The Senate and Reps. Janet U. Maratita and Ray N. Yumul want to depose government officials, including Gov. Benigno R. Fitial, to seek documents or evidence in connection with their lawsuit against the governor and co-defendants over a $190-million no-bid power purchase agreement.
The Office of the Attorney General, representing Fitial, objected to the deposition and asked the court to quash or modify the notice of deposition and subpoena.
Superior Court Associate Judge David A. Wiseman refused yesterday to rule on the deposition issue at this time, holding it in abeyance until a motion to dismiss the lawsuit is resolved.
Wiseman will hear the motion to dismiss filed by the OAG on behalf of Fitial on Oct. 11, 2012, at 1:30pm.
Attorney Ramon K. Quichocho appeared at yesterday's hearing as counsel for the Senate and Reps. Maratita and Yumul. Assistant attorney general David Lochabay appeared for Fitial.
In a notice sent on Sept. 18, 2012, Quichocho said he wants to depose Fitial on Oct. 9, 2012, for the purpose of discovery, or as evidence, or both. He said Fitial must be deposed as he was the one that negotiated the power purchase agreement.
Quichocho also sent on Sept. 19, 2012, a notice to depose House Speaker Eli Cabrera, Commonwealth Utilities Corp. acting executive director Alan Fletcher, Finance Secretary Larissa Larson, and Rep. Joseph Palacios. The notices were accompanied by subpoenas.
In Fitial's motion to quash the notice of deposition and subpoena, Lochabay said they just want the case on an ordinary track. “Just treat this case just any other case. There's nothing special,” he said.
What is particularly outrageous, Lochabay, were the subpoenas the plaintiffs served on the Commonwealth Ports Authority and the Bank of Guam that he said obviously relate to the departure of former attorney general Edward T. Buckingham from the CNMI-a matter that is totally irrelevant to any issues in the complaint.
Lochabay said these are prime examples of plaintiffs' “continuing abuse of the discovery process.”
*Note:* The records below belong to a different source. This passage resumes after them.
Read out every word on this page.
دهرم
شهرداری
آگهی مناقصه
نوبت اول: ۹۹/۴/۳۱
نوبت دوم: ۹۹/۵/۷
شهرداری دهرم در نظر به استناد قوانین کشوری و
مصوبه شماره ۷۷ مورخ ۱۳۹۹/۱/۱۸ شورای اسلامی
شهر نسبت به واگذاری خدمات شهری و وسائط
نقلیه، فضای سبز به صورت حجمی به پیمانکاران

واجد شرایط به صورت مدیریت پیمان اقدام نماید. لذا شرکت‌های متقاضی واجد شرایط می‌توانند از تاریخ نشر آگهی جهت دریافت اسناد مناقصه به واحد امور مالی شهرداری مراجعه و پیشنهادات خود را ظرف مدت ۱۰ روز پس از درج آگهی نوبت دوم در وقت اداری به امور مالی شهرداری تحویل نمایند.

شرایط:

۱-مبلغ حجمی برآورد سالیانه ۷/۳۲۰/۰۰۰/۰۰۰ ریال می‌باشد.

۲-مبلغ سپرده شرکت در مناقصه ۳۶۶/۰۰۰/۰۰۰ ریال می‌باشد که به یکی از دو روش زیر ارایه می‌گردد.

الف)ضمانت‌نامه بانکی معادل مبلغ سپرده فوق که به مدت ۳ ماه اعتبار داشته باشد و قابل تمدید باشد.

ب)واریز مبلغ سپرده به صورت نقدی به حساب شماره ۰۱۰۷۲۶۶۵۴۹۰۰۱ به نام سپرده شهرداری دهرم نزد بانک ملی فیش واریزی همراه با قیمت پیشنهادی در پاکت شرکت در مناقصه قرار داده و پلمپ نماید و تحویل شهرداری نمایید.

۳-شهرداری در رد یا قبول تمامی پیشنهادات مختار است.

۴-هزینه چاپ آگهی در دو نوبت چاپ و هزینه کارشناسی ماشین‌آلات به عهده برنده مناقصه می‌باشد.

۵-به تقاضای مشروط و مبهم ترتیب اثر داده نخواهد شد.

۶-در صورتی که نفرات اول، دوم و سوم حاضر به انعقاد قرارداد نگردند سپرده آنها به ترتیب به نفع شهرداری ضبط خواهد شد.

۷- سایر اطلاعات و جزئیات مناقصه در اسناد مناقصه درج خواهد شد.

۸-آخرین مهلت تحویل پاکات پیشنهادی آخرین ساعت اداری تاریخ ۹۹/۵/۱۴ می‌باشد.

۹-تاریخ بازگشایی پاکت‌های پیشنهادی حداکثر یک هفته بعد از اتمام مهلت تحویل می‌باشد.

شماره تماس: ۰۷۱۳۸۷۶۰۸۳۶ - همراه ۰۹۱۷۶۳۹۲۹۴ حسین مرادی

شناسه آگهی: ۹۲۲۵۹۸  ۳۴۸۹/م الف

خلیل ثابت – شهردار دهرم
The government lawyer asked the court to issue a case management order and maintain the closest supervision of the case to ensure that it does not become a political circus.
Lochabay also invoked the high-ranking official privilege in Fitial's case, saying that courts have recognized for over 70 years the need to protect ranking government officials from the time-consuming demands of litigation over actions taken within the scope of the offices they hold.
Quichocho pointed out, however, that only two people knew about the deal-Fitial and former attorney general Edward Buckingham. He cited Lt. Gov. Eloy Inos and the Commonwealth Utilities Corp. as stating that they did not know about the power purchase agreement.
“There's one other person who knows, but he is a fugitive of justice,” the lawyer said, referring to Buckingham.
Quichocho said that deposing the governor is allowed because he had personal knowledge of the deal and there is no alternative source for that information.
The Senate, Maratita and Yumul are suing Fitial, Buckingham, CUC, and Saipan Development LLC in a bid to have the 25-year power purchase agreement declared as “unconstitutional, illegal, unconscionable, and unjust, and therefore, cancelled.”
Superior Court Associate Judge David A. Wiseman has already issued a preliminary injunction that prohibits Fitial and co-defendants from pursuing all agreements associated or related to the agreement.